High-Quality Content: The Key to Ranking Number One on Google

You’ve created what you think is a solid SEO strategy, but you’re still not seeing the results you expected. So you add new keywords and ramp up your web design, only to come up short once again. If this sounds all too familiar, don’t worry. You’re not alone.

SEO has become increasingly difficult for marketers; yet it still remains a top priority. That’s because in today’s world— in which 93 percent of online experiences begin with a search engine—playing nice with search engines is the only way to remain competitive.

So what’s the secret to better rankings? The answer is high-quality content. Thanks to Google’s newest updates, past SEO tactics such as keyword stuffing and link exchanges no longer work. Search engines are focused on delivering users the best experience possible, meaning they’re on the hunt for high-quality content that’s relevant, educational and valuable.

Enter content marketing. Content marketing attracts and retains customers through the creation and dissemination of valuable content. When integrated with your SEO strategy, content marketing can help drive traffic and boost rankings. In fact, 92 percent of SEO marketers say that content creation is an effective SEO tactic and 76 percent regularly invest in content creation, according to a recent infographic commissioned by Sekari. 

However, creating content just for the sake of it won’t get you any closer to the top of Google’s rankings. It’s got to be clear, concise and meaningful. Below are three questions to keep in mind when creating high-quality content:

  1. Does it solve a problem? When you go to Google or Bing, chances are you have a need to fulfill or problem you want to solve. Whether it’s learning how to cure your sunburn or deciding whether you should buy a laptop or a tablet, you have a “question” you need answered. Keep this in mind when crafting content. Provide your target audience with content that helps solve their biggest challenges or pain points. For example, “how-to’s,” “tips and tricks,” and “101 guides” are all types of content that helps engage readers.
  2. Is it educational?
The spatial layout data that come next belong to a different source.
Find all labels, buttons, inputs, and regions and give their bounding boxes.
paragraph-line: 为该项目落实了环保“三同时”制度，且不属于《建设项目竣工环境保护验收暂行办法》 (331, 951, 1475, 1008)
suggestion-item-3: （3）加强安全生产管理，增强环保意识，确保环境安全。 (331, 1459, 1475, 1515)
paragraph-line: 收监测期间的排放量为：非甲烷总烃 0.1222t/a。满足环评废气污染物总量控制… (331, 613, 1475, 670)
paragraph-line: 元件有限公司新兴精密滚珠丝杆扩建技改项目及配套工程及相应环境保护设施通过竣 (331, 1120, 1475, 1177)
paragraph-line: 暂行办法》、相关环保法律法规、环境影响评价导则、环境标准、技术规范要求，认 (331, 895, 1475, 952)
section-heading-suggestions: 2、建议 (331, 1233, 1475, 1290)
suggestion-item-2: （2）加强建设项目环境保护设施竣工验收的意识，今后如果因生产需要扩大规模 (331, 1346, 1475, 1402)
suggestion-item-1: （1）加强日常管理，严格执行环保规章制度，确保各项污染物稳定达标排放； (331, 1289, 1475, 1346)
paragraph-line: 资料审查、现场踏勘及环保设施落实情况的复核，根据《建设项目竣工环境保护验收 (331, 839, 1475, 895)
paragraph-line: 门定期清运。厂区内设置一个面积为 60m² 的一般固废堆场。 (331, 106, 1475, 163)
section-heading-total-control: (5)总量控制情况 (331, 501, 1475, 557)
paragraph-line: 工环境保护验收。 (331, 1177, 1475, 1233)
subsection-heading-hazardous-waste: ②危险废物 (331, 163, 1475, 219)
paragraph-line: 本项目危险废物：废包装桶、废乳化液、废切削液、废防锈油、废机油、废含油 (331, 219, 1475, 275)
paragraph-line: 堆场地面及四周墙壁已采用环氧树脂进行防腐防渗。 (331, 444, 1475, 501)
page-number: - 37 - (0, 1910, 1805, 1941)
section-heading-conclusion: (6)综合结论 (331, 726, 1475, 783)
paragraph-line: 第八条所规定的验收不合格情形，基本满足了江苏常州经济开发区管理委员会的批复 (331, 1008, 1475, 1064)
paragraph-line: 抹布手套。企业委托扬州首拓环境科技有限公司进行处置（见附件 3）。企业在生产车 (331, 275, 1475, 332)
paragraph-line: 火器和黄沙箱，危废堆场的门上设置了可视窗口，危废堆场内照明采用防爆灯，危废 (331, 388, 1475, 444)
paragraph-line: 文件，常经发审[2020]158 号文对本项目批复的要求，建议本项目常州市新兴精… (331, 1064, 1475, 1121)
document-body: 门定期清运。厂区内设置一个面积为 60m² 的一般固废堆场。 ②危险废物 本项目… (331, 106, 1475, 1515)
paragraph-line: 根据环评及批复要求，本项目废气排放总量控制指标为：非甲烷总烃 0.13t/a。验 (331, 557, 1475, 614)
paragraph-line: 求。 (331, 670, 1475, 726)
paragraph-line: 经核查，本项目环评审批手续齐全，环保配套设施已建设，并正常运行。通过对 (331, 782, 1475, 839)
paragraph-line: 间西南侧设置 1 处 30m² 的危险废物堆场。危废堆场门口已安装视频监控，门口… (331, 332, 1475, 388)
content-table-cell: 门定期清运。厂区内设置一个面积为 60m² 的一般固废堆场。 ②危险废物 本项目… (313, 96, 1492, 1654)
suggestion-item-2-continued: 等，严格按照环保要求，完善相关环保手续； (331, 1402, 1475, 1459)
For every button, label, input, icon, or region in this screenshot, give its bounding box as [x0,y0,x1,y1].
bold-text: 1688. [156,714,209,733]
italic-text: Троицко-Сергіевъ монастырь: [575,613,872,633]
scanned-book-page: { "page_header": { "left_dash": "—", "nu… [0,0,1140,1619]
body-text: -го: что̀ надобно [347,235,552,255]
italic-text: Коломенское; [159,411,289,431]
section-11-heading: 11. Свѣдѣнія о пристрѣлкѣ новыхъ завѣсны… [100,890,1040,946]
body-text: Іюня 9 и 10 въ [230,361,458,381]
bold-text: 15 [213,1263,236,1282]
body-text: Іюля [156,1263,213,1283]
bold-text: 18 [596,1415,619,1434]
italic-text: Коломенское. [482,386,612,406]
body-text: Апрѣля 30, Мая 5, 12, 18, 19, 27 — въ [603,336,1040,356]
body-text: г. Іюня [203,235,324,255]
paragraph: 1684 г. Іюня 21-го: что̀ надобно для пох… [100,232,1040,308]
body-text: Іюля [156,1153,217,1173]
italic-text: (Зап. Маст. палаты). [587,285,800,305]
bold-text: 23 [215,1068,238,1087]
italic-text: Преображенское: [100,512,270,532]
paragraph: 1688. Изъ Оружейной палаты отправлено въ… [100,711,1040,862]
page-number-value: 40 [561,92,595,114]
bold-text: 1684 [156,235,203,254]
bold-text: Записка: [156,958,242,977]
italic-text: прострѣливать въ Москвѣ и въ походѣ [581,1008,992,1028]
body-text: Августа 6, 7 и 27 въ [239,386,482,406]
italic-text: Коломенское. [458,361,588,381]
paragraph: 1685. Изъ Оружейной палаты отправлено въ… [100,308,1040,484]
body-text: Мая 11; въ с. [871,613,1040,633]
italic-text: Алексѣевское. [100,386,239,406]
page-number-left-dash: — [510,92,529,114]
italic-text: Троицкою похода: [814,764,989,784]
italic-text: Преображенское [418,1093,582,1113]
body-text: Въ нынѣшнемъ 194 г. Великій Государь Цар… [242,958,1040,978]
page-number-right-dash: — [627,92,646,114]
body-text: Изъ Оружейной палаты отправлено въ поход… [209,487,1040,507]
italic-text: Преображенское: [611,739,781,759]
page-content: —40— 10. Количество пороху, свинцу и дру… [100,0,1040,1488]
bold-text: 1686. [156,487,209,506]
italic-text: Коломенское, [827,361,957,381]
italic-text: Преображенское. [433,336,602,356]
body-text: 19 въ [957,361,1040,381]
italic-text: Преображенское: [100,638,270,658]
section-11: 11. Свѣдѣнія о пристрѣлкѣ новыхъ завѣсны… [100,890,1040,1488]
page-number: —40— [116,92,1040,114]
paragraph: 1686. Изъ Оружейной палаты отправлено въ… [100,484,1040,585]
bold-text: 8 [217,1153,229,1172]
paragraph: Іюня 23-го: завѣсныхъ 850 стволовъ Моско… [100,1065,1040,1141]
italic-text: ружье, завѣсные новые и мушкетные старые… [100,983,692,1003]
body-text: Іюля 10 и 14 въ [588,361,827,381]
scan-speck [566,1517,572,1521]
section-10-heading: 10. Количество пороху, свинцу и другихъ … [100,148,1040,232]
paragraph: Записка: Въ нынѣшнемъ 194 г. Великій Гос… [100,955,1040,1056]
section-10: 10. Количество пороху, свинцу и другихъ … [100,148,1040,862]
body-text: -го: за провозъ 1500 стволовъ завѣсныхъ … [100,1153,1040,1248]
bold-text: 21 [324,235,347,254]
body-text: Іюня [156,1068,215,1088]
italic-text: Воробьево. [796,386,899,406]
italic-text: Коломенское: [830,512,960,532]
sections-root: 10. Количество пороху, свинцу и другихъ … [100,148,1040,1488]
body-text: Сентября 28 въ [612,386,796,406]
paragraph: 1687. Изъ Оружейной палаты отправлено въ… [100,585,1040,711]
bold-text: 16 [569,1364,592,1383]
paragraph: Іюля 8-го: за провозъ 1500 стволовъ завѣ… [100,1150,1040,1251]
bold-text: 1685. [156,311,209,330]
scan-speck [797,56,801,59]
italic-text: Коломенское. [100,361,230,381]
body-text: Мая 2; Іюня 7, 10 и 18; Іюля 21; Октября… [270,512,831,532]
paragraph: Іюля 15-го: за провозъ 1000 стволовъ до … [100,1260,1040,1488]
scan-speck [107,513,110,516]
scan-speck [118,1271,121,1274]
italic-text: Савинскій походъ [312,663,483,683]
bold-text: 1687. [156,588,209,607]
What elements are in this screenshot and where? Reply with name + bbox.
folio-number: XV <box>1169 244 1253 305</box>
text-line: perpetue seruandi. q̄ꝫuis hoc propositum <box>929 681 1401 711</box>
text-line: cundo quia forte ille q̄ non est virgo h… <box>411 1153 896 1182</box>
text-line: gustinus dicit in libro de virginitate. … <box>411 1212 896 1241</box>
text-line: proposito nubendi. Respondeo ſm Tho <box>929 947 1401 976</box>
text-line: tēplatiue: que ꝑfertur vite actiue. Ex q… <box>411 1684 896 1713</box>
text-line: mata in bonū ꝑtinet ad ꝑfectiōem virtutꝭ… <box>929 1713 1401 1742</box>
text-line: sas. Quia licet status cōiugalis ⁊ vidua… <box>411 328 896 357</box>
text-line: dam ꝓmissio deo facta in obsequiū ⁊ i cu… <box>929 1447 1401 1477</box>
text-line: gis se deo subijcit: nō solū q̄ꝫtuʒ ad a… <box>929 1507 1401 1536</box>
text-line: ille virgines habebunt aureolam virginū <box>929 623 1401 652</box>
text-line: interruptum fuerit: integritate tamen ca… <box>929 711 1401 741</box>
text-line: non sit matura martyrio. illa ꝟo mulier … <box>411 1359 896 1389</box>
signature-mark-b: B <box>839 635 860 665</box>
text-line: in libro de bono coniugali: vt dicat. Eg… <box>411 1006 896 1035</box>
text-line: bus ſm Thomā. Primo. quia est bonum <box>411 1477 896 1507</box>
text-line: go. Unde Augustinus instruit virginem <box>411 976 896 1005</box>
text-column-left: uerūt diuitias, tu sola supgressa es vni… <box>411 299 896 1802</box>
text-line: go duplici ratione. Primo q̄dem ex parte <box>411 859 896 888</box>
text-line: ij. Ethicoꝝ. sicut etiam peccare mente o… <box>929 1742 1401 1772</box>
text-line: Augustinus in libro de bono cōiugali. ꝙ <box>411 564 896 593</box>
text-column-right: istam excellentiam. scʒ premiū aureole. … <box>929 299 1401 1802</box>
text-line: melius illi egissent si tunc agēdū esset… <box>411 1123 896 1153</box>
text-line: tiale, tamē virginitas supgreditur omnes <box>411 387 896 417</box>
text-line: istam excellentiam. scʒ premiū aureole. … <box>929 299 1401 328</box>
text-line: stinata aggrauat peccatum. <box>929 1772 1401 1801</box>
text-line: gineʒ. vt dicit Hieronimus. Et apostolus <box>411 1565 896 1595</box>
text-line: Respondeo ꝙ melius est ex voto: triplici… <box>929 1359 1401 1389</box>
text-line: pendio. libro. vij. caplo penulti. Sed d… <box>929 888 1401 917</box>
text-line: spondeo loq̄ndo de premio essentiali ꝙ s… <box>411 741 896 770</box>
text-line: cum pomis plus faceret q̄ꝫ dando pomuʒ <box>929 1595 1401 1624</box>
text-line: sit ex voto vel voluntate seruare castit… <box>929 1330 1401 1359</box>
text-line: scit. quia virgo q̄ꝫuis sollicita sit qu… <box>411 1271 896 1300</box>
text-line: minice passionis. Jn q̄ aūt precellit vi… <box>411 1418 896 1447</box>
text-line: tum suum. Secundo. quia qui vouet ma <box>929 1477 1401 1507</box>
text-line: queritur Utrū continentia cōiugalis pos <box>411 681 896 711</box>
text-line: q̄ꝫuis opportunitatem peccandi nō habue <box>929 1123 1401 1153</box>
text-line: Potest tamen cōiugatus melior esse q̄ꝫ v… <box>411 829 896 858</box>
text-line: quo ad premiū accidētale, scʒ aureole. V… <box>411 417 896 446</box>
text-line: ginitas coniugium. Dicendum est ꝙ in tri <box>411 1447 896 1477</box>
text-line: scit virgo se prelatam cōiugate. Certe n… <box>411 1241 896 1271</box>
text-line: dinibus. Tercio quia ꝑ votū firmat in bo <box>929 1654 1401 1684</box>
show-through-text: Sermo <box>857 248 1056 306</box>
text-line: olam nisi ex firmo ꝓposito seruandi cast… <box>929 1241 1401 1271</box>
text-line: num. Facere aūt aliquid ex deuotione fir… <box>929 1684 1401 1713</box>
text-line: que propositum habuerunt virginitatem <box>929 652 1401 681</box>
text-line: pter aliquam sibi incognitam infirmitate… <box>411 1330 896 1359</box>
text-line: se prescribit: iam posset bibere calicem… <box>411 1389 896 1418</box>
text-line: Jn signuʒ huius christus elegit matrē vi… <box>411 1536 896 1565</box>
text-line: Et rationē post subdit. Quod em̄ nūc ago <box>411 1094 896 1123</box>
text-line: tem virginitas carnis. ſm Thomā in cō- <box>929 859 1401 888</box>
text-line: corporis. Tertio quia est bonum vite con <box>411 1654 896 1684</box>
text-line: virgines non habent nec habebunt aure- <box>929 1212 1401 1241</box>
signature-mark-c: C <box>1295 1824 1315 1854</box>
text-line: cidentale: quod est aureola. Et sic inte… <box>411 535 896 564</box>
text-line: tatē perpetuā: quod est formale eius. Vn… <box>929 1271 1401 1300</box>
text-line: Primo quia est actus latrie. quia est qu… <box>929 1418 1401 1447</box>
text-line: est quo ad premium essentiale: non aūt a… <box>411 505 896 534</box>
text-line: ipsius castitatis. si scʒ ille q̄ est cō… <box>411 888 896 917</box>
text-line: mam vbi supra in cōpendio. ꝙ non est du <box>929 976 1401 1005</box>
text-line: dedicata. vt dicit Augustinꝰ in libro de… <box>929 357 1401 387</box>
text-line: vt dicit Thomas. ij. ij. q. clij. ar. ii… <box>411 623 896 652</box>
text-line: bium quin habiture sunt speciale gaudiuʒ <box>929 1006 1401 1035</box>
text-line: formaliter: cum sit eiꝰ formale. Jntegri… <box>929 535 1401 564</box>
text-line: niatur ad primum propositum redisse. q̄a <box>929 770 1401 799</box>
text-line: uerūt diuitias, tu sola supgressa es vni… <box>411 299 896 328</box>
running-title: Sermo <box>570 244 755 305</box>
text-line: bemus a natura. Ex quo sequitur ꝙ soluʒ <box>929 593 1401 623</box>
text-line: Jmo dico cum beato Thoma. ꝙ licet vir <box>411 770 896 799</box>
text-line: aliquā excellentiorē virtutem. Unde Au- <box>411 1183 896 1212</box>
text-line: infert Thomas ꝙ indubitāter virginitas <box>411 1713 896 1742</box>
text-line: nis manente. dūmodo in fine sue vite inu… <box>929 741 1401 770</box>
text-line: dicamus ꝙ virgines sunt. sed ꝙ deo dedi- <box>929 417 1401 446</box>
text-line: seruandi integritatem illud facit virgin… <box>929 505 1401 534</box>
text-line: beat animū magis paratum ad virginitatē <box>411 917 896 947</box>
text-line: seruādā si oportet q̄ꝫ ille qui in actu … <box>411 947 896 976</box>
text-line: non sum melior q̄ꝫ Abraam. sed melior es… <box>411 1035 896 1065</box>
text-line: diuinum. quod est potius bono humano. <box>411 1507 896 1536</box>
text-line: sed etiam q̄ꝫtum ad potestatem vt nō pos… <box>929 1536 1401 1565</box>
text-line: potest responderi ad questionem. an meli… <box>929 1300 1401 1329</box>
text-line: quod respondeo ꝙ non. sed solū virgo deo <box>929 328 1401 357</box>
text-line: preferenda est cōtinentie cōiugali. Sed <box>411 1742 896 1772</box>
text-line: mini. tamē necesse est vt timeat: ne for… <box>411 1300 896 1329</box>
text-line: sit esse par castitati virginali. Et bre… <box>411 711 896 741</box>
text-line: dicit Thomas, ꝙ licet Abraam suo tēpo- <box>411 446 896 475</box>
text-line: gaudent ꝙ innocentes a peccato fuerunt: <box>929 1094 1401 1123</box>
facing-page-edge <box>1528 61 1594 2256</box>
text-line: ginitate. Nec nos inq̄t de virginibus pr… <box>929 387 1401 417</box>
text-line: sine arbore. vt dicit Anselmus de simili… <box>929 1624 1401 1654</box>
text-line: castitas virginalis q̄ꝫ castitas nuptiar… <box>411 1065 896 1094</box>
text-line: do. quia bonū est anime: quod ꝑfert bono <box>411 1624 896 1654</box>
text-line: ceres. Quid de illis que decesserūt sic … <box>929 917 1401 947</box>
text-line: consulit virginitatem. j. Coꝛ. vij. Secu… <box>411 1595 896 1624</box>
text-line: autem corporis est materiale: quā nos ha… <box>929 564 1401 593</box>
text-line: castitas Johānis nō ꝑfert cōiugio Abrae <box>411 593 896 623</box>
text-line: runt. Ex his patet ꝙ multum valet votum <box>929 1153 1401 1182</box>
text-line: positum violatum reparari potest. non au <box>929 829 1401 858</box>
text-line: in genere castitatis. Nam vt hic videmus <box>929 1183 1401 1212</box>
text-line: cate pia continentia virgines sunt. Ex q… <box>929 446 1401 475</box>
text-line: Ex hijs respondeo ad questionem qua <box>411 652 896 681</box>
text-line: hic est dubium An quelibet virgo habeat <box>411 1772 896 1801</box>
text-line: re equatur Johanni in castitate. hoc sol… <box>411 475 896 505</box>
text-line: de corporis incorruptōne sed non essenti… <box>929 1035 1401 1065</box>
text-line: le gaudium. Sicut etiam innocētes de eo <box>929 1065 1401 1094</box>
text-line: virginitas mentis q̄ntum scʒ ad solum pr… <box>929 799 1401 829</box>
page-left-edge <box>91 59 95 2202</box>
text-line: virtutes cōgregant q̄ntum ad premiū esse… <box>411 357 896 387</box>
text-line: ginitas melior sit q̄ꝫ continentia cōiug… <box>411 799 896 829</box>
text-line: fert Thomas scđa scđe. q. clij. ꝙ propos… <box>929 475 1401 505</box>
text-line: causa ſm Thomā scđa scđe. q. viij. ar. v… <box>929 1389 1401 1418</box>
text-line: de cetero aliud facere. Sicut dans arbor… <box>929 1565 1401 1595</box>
After engaging with a piece of content, readers should walk away having learned something new—otherwise, what’s the point? Your content should be informative and educational. But be careful; using complex jargon can be a huge turnoff, while dumbing it down too much makes you look like amateur. Find a way to be both educational and entertaining.
  3. Are you making a point? As a marketer, it’s easy to get lost in your own words. Oftentimes, we focus so much on the “what” that we fail to address the “why.” Make sure your content has a point. Before writing, map out two or three points that you want to drive home. Remember, your readers don’t have time to waste.